The family went to the forest, we picked up chestnuts. How long ? In large section, we put one on each square of the strip, we practice knowing how to read the number. At CP, in December we make packs of 10 and count them. Conversely, the adult reads a number, to the child to point it on the tape. Riddles are also useful: “I think a number smaller than 20 which ends in 9” is possible from All Saints’ Day. Another game: “Open your book to page 39”. Finally, to encourage the child, we can ask him, at every short vacation for example, to recite the tape by heart, as far as he can and without making a mistake. And to place a colored cursor on the number reached, which highlights his progress. At the end of the major section, this exercise gives numbers between 15 and 40, and in CP the pupils reach 15/20 at the beginning of the year, 40/50 around December, the passages from 60 to 70 then from 80 to 90 being particularly vicious in French because of the recurrence of “sixty” and “eighty” in the numbers 70 and 90.

Calculation games

The goal here is not to have your child add the column bill: the school is there for that and will know how to do it better than you. However, the automation of procedures is essential. So Mum would like to put away the buttons of her sewing kit: what should I do? From CP, the child will “pack”. You can also play the merchant, and have the commissions paid with real coins, very motivating for the child, from the month of March in CP. A 5 euro banknote, How long does it make in coins of 1? The riddles also work well: I have 2 candies in the box (show them), add 5 (do it in front of the child, then ask him to imagine so that he can no longer count them one by one. candies falling in the box), how many do I have now? What if I take out three?
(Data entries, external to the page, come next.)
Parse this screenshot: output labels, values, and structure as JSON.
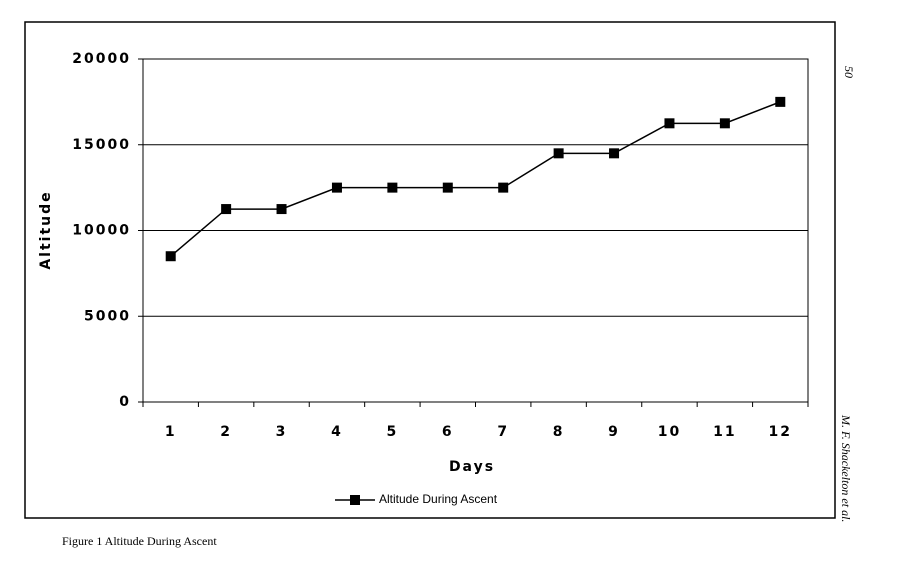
{
  "chart_data": {
    "type": "line",
    "x_label": "Days",
    "y_label": "Altitude",
    "categories": [
      "1",
      "2",
      "3",
      "4",
      "5",
      "6",
      "7",
      "8",
      "9",
      "10",
      "11",
      "12"
    ],
    "series": [
      {
        "name": "Altitude During Ascent",
        "color": "#000000",
        "values": [
          8500,
          11250,
          11250,
          12500,
          12500,
          12500,
          12500,
          14500,
          14500,
          16250,
          16250,
          17500
        ]
      }
    ],
    "ylim": [
      0,
      20000
    ],
    "yticks": [
      0,
      5000,
      10000,
      15000,
      20000
    ],
    "grid": true,
    "legend": "bottom"
  },
  "caption": "Figure 1 Altitude During Ascent",
  "page_number": "50",
  "running_author": "M. F. Shackelton et al."
}
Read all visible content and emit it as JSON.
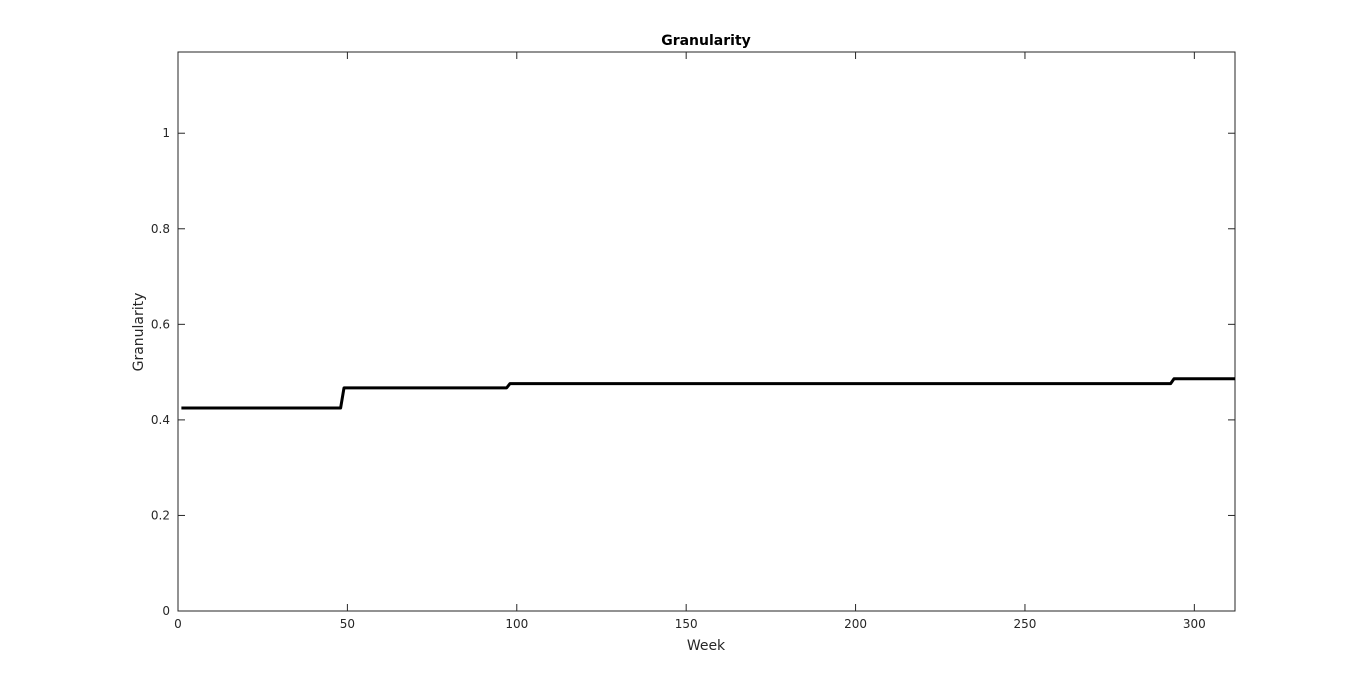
{
  "chart_data": {
    "type": "line",
    "title": "Granularity",
    "xlabel": "Week",
    "ylabel": "Granularity",
    "xlim": [
      0,
      312
    ],
    "ylim": [
      0,
      1.17
    ],
    "xticks": [
      0,
      50,
      100,
      150,
      200,
      250,
      300
    ],
    "xtick_labels": [
      "0",
      "50",
      "100",
      "150",
      "200",
      "250",
      "300"
    ],
    "yticks": [
      0,
      0.2,
      0.4,
      0.6,
      0.8,
      1
    ],
    "ytick_labels": [
      "0",
      "0.2",
      "0.4",
      "0.6",
      "0.8",
      "1"
    ],
    "grid": false,
    "series": [
      {
        "color": "#000000",
        "x": [
          1,
          48,
          49,
          97,
          98,
          150,
          200,
          250,
          293,
          294,
          312
        ],
        "y": [
          0.425,
          0.425,
          0.467,
          0.467,
          0.476,
          0.476,
          0.476,
          0.476,
          0.476,
          0.486,
          0.486
        ]
      }
    ]
  }
}
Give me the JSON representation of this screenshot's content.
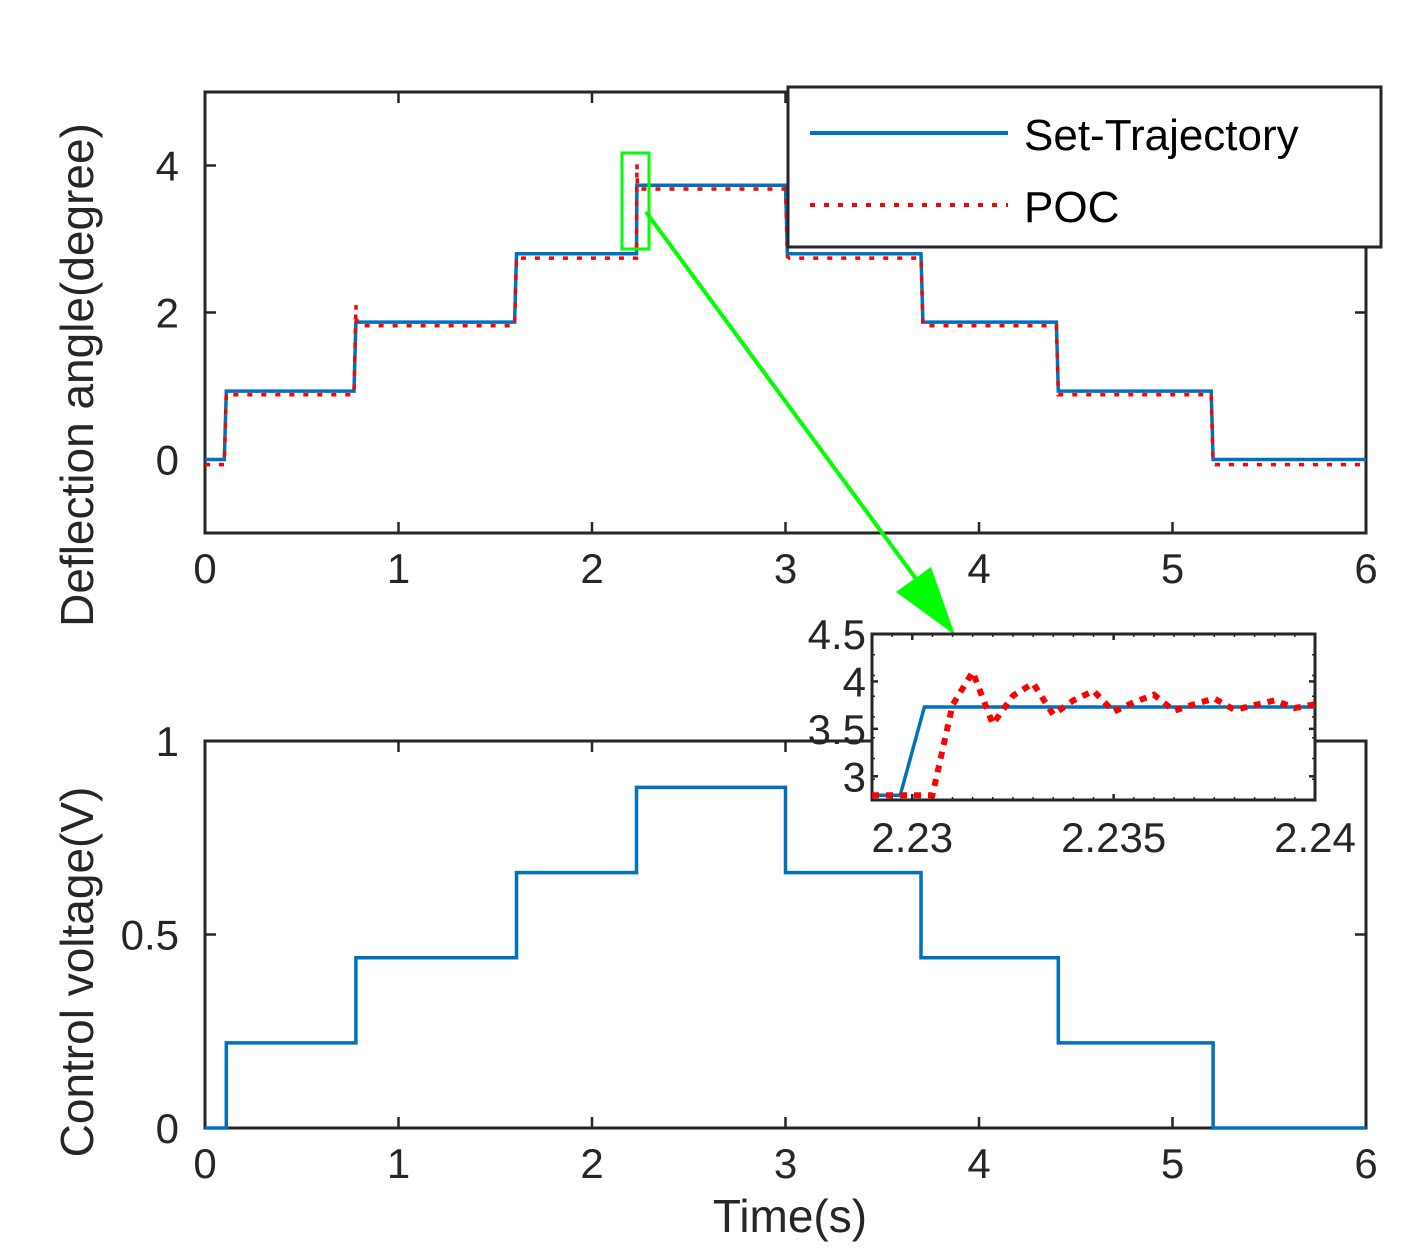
{
  "chart_data": [
    {
      "id": "top",
      "type": "line",
      "xlabel": "",
      "ylabel": "Deflection angle(degree)",
      "xlim": [
        0,
        6
      ],
      "ylim": [
        -1,
        5
      ],
      "xticks": [
        0,
        1,
        2,
        3,
        4,
        5,
        6
      ],
      "xtick_labels": [
        "0",
        "1",
        "2",
        "3",
        "4",
        "5",
        "6"
      ],
      "yticks": [
        0,
        2,
        4
      ],
      "ytick_labels": [
        "0",
        "2",
        "4"
      ],
      "legend": {
        "position": "top-right",
        "entries": [
          "Set-Trajectory",
          "POC"
        ]
      },
      "series": [
        {
          "name": "Set-Trajectory",
          "color": "#0072BD",
          "style": "solid",
          "x": [
            0,
            0.1,
            0.11,
            0.77,
            0.78,
            1.6,
            1.61,
            2.23,
            2.232,
            3.0,
            3.01,
            3.7,
            3.71,
            4.4,
            4.41,
            5.2,
            5.21,
            6.0
          ],
          "y": [
            0,
            0,
            0.93,
            0.93,
            1.87,
            1.87,
            2.8,
            2.8,
            3.73,
            3.73,
            2.8,
            2.8,
            1.87,
            1.87,
            0.93,
            0.93,
            0,
            0
          ]
        },
        {
          "name": "POC",
          "color": "#FF0000",
          "style": "dotted",
          "x": [
            0,
            0.1,
            0.11,
            0.12,
            0.77,
            0.78,
            0.785,
            0.79,
            1.6,
            1.61,
            1.62,
            2.23,
            2.232,
            2.235,
            2.24,
            3.0,
            3.01,
            3.02,
            3.7,
            3.71,
            3.72,
            4.4,
            4.41,
            4.42,
            5.2,
            5.21,
            5.22,
            6.0
          ],
          "y": [
            -0.07,
            -0.07,
            0.9,
            0.88,
            0.88,
            2.1,
            1.85,
            1.82,
            1.82,
            2.76,
            2.74,
            2.74,
            4.02,
            3.7,
            3.68,
            3.68,
            2.76,
            2.74,
            2.74,
            1.82,
            1.82,
            1.82,
            0.88,
            0.88,
            0.88,
            -0.06,
            -0.07,
            -0.07
          ]
        }
      ]
    },
    {
      "id": "inset",
      "type": "line",
      "xlim": [
        2.229,
        2.24
      ],
      "ylim": [
        2.75,
        4.5
      ],
      "xticks": [
        2.23,
        2.235,
        2.24
      ],
      "xtick_labels": [
        "2.23",
        "2.235",
        "2.24"
      ],
      "yticks": [
        3,
        3.5,
        4,
        4.5
      ],
      "ytick_labels": [
        "3",
        "3.5",
        "4",
        "4.5"
      ],
      "series": [
        {
          "name": "Set-Trajectory",
          "color": "#0072BD",
          "style": "solid",
          "x": [
            2.229,
            2.2297,
            2.2303,
            2.2307,
            2.24
          ],
          "y": [
            2.8,
            2.8,
            3.73,
            3.73,
            3.73
          ]
        },
        {
          "name": "POC",
          "color": "#FF0000",
          "style": "dotted",
          "x": [
            2.229,
            2.2298,
            2.2305,
            2.231,
            2.2315,
            2.232,
            2.2325,
            2.233,
            2.2335,
            2.234,
            2.2345,
            2.235,
            2.2355,
            2.236,
            2.2365,
            2.237,
            2.2375,
            2.238,
            2.2385,
            2.239,
            2.2395,
            2.24
          ],
          "y": [
            2.8,
            2.8,
            2.8,
            3.75,
            4.1,
            3.55,
            3.85,
            3.98,
            3.65,
            3.8,
            3.9,
            3.68,
            3.78,
            3.86,
            3.69,
            3.76,
            3.82,
            3.7,
            3.75,
            3.8,
            3.72,
            3.76
          ]
        }
      ]
    },
    {
      "id": "bottom",
      "type": "line",
      "xlabel": "Time(s)",
      "ylabel": "Control voltage(V)",
      "xlim": [
        0,
        6
      ],
      "ylim": [
        0,
        1
      ],
      "xticks": [
        0,
        1,
        2,
        3,
        4,
        5,
        6
      ],
      "xtick_labels": [
        "0",
        "1",
        "2",
        "3",
        "4",
        "5",
        "6"
      ],
      "yticks": [
        0,
        0.5,
        1
      ],
      "ytick_labels": [
        "0",
        "0.5",
        "1"
      ],
      "series": [
        {
          "name": "Control voltage",
          "color": "#0072BD",
          "style": "solid",
          "x": [
            0,
            0.11,
            0.11,
            0.78,
            0.78,
            1.61,
            1.61,
            2.23,
            2.23,
            3.0,
            3.0,
            3.7,
            3.7,
            4.41,
            4.41,
            5.21,
            5.21,
            6.0
          ],
          "y": [
            0,
            0,
            0.22,
            0.22,
            0.44,
            0.44,
            0.66,
            0.66,
            0.88,
            0.88,
            0.66,
            0.66,
            0.44,
            0.44,
            0.22,
            0.22,
            0,
            0
          ]
        }
      ]
    }
  ],
  "colors": {
    "zoom_box": "#00FF00",
    "arrow": "#00FF00",
    "axis": "#262626"
  }
}
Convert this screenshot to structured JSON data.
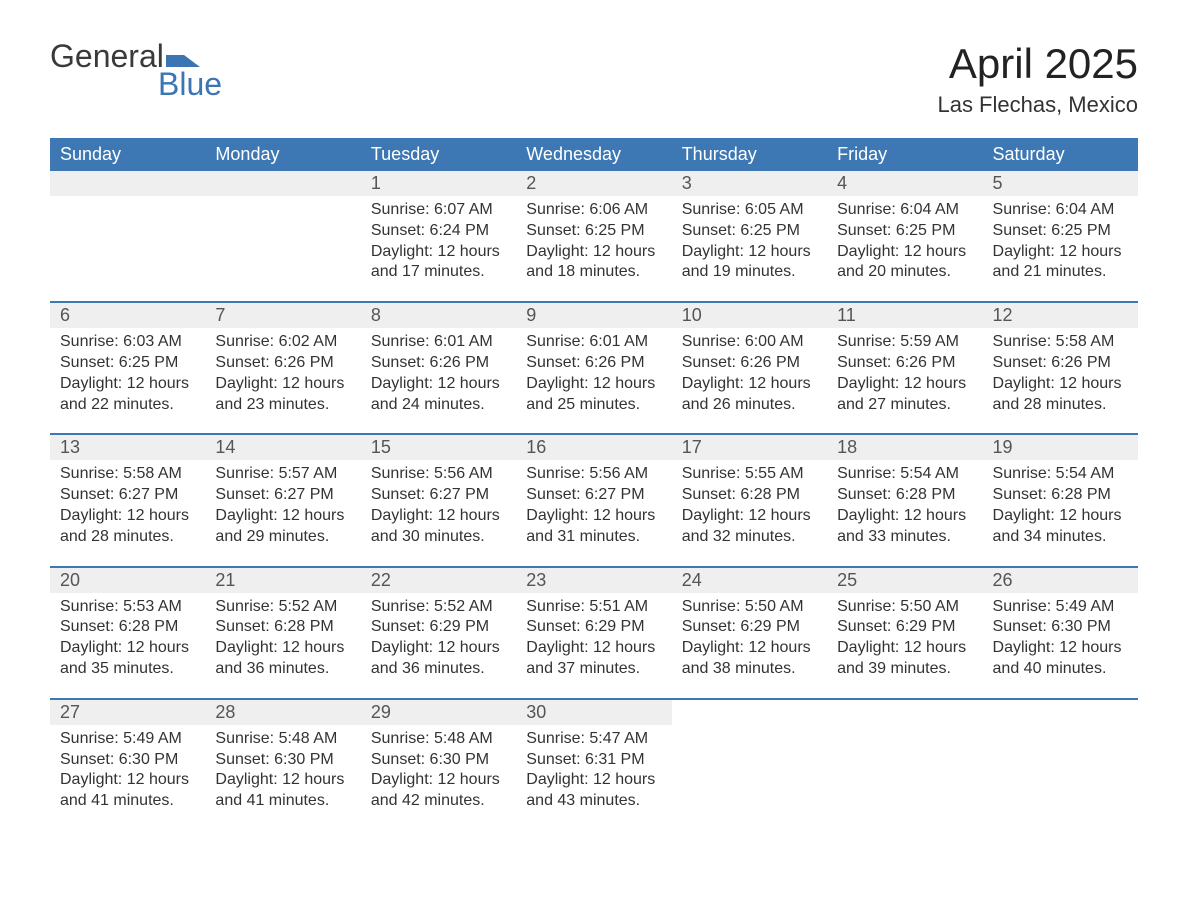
{
  "logo": {
    "word1": "General",
    "word2": "Blue"
  },
  "title": "April 2025",
  "subtitle": "Las Flechas, Mexico",
  "colors": {
    "header_bg": "#3d78b4",
    "header_fg": "#ffffff",
    "daynum_bg": "#efefef",
    "border_top": "#3d78b4",
    "logo_blue": "#3b75b3",
    "text": "#333333"
  },
  "weekdays": [
    "Sunday",
    "Monday",
    "Tuesday",
    "Wednesday",
    "Thursday",
    "Friday",
    "Saturday"
  ],
  "weeks": [
    [
      null,
      null,
      {
        "n": "1",
        "sr": "6:07 AM",
        "ss": "6:24 PM",
        "dl": "12 hours and 17 minutes."
      },
      {
        "n": "2",
        "sr": "6:06 AM",
        "ss": "6:25 PM",
        "dl": "12 hours and 18 minutes."
      },
      {
        "n": "3",
        "sr": "6:05 AM",
        "ss": "6:25 PM",
        "dl": "12 hours and 19 minutes."
      },
      {
        "n": "4",
        "sr": "6:04 AM",
        "ss": "6:25 PM",
        "dl": "12 hours and 20 minutes."
      },
      {
        "n": "5",
        "sr": "6:04 AM",
        "ss": "6:25 PM",
        "dl": "12 hours and 21 minutes."
      }
    ],
    [
      {
        "n": "6",
        "sr": "6:03 AM",
        "ss": "6:25 PM",
        "dl": "12 hours and 22 minutes."
      },
      {
        "n": "7",
        "sr": "6:02 AM",
        "ss": "6:26 PM",
        "dl": "12 hours and 23 minutes."
      },
      {
        "n": "8",
        "sr": "6:01 AM",
        "ss": "6:26 PM",
        "dl": "12 hours and 24 minutes."
      },
      {
        "n": "9",
        "sr": "6:01 AM",
        "ss": "6:26 PM",
        "dl": "12 hours and 25 minutes."
      },
      {
        "n": "10",
        "sr": "6:00 AM",
        "ss": "6:26 PM",
        "dl": "12 hours and 26 minutes."
      },
      {
        "n": "11",
        "sr": "5:59 AM",
        "ss": "6:26 PM",
        "dl": "12 hours and 27 minutes."
      },
      {
        "n": "12",
        "sr": "5:58 AM",
        "ss": "6:26 PM",
        "dl": "12 hours and 28 minutes."
      }
    ],
    [
      {
        "n": "13",
        "sr": "5:58 AM",
        "ss": "6:27 PM",
        "dl": "12 hours and 28 minutes."
      },
      {
        "n": "14",
        "sr": "5:57 AM",
        "ss": "6:27 PM",
        "dl": "12 hours and 29 minutes."
      },
      {
        "n": "15",
        "sr": "5:56 AM",
        "ss": "6:27 PM",
        "dl": "12 hours and 30 minutes."
      },
      {
        "n": "16",
        "sr": "5:56 AM",
        "ss": "6:27 PM",
        "dl": "12 hours and 31 minutes."
      },
      {
        "n": "17",
        "sr": "5:55 AM",
        "ss": "6:28 PM",
        "dl": "12 hours and 32 minutes."
      },
      {
        "n": "18",
        "sr": "5:54 AM",
        "ss": "6:28 PM",
        "dl": "12 hours and 33 minutes."
      },
      {
        "n": "19",
        "sr": "5:54 AM",
        "ss": "6:28 PM",
        "dl": "12 hours and 34 minutes."
      }
    ],
    [
      {
        "n": "20",
        "sr": "5:53 AM",
        "ss": "6:28 PM",
        "dl": "12 hours and 35 minutes."
      },
      {
        "n": "21",
        "sr": "5:52 AM",
        "ss": "6:28 PM",
        "dl": "12 hours and 36 minutes."
      },
      {
        "n": "22",
        "sr": "5:52 AM",
        "ss": "6:29 PM",
        "dl": "12 hours and 36 minutes."
      },
      {
        "n": "23",
        "sr": "5:51 AM",
        "ss": "6:29 PM",
        "dl": "12 hours and 37 minutes."
      },
      {
        "n": "24",
        "sr": "5:50 AM",
        "ss": "6:29 PM",
        "dl": "12 hours and 38 minutes."
      },
      {
        "n": "25",
        "sr": "5:50 AM",
        "ss": "6:29 PM",
        "dl": "12 hours and 39 minutes."
      },
      {
        "n": "26",
        "sr": "5:49 AM",
        "ss": "6:30 PM",
        "dl": "12 hours and 40 minutes."
      }
    ],
    [
      {
        "n": "27",
        "sr": "5:49 AM",
        "ss": "6:30 PM",
        "dl": "12 hours and 41 minutes."
      },
      {
        "n": "28",
        "sr": "5:48 AM",
        "ss": "6:30 PM",
        "dl": "12 hours and 41 minutes."
      },
      {
        "n": "29",
        "sr": "5:48 AM",
        "ss": "6:30 PM",
        "dl": "12 hours and 42 minutes."
      },
      {
        "n": "30",
        "sr": "5:47 AM",
        "ss": "6:31 PM",
        "dl": "12 hours and 43 minutes."
      },
      null,
      null,
      null
    ]
  ],
  "labels": {
    "sunrise": "Sunrise: ",
    "sunset": "Sunset: ",
    "daylight": "Daylight: "
  }
}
Also involve the child in cooking recipes: the concrete and the game are the best way for a child to get into mathematics. As such, there are also good lotto games, which combine the simple reading of numbers with small, easy additions, with different levels of difficulty.

Learn math by heart, a method too often forgotten

There is no mystery: mathematics can also be learned by heart. The addition tables, seen at the first grade, are to be seen and reviewed, the writing of the numbers must be neat as soon as possible (how many children write 4s like a typewriter that they then confuse with the 7…) . However, all these automatisms can only be acquired with practice, like the piano!